Open Access Dissertation

Degree Name

Doctor of Philosophy (PhD)

Degree Program


First Advisor

David Kotz

Second Advisor

Gerald Epstein

Third Advisor

Dan Clawson

Subject Categories



The last thirty years in the US have been characterized by rising financial profits as a share of total profits and the growth of banking activities yielding non-interest income. These developments pose two questions. First, what are the social relations enabling and sustaining financial profits and what are their macroeconomic sources? Second, what do these trends imply for the nature of banking and what kind of theory of banking can capture them? This study addresses these questions and makes four contributions. First, a Marxist theory of banking is developed to capture the transformation of banking drawing on two characteristics: first, emphasis on liquidity provision through exchange of promises to pay among credit participants and, second, explicit connection between bank revenues and macroeconomic aggregates (wages, profits, assets). It is shown that a Marxist theory of banking can be a more general theory of banking retaining strengths of other approaches and overcoming their limitations. Second, it is shown that the corporate form of business organization and the attendant capital markets create opportunities to extract a range of profits with similar characteristics, i.e., capital gain-like revenues. The key features of their simplest form - founder's profit - are shown also to hold for securitization revenues and, partly, for profit from mergers and acquisitions. These revenues hinge on wealth transfers across the society and, therefore, differ from profits from production.

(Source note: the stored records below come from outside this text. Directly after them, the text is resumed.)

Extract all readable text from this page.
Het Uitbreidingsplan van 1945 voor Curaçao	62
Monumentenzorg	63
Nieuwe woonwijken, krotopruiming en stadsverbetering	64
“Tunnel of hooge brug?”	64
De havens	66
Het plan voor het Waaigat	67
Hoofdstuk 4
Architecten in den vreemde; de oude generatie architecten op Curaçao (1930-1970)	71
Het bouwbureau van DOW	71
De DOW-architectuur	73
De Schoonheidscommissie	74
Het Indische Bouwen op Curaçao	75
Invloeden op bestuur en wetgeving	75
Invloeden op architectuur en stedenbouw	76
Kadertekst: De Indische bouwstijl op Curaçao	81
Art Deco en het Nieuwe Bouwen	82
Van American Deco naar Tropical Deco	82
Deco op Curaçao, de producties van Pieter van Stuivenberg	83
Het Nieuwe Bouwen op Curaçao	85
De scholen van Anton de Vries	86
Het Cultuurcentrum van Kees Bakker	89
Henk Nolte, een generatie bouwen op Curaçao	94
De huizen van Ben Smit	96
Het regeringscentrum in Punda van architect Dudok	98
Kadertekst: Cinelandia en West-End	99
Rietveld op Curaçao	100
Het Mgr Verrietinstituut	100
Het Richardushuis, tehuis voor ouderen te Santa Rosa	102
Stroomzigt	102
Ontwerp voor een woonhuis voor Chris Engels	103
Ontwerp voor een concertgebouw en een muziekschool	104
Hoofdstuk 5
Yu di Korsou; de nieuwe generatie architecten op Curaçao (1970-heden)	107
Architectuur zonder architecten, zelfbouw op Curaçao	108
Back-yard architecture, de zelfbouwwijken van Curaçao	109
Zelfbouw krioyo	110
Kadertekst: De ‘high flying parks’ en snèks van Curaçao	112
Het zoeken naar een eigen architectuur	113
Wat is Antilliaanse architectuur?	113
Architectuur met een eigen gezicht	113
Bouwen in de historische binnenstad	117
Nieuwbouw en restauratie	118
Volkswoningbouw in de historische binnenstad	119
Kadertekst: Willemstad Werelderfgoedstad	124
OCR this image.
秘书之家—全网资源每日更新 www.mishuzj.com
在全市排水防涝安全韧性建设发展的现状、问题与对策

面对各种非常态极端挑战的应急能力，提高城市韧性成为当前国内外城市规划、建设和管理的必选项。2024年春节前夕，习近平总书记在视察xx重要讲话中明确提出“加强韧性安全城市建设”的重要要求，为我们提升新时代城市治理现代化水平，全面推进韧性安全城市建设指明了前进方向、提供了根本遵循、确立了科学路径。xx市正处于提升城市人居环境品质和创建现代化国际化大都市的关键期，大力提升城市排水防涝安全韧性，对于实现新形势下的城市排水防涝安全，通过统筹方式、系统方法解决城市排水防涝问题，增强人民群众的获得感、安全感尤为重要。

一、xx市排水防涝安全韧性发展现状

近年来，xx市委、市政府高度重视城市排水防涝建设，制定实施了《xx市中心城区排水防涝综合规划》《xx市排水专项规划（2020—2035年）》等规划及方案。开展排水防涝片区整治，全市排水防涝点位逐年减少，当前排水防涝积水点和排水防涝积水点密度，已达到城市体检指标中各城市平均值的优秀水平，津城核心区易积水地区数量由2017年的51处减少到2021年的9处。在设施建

Third, by bringing together the Marxist theory of banking and the analysis of capital gain-like revenues, liquidity provision is shown to form the basis for banks' sharing in capital gain-like income. The core functions of banking can, therefore, co-exist with, and even form the basis, for a significant transformation of bank revenues. Examination of the multiplicity of forms of capital gain-like revenues shows that their extraction is the common driving force behind the apparently heterogeneous activities associated with the transformation of banking. Fourth, empirical analysis of the US bank holding companies confirms that capital gain-like revenues were a significant part of bank revenues in 2001-2010. Given the rising household vulnerability toward wealth transfers, this trend suggests a reinstatement of predatory aspects of finance in contemporary capitalism.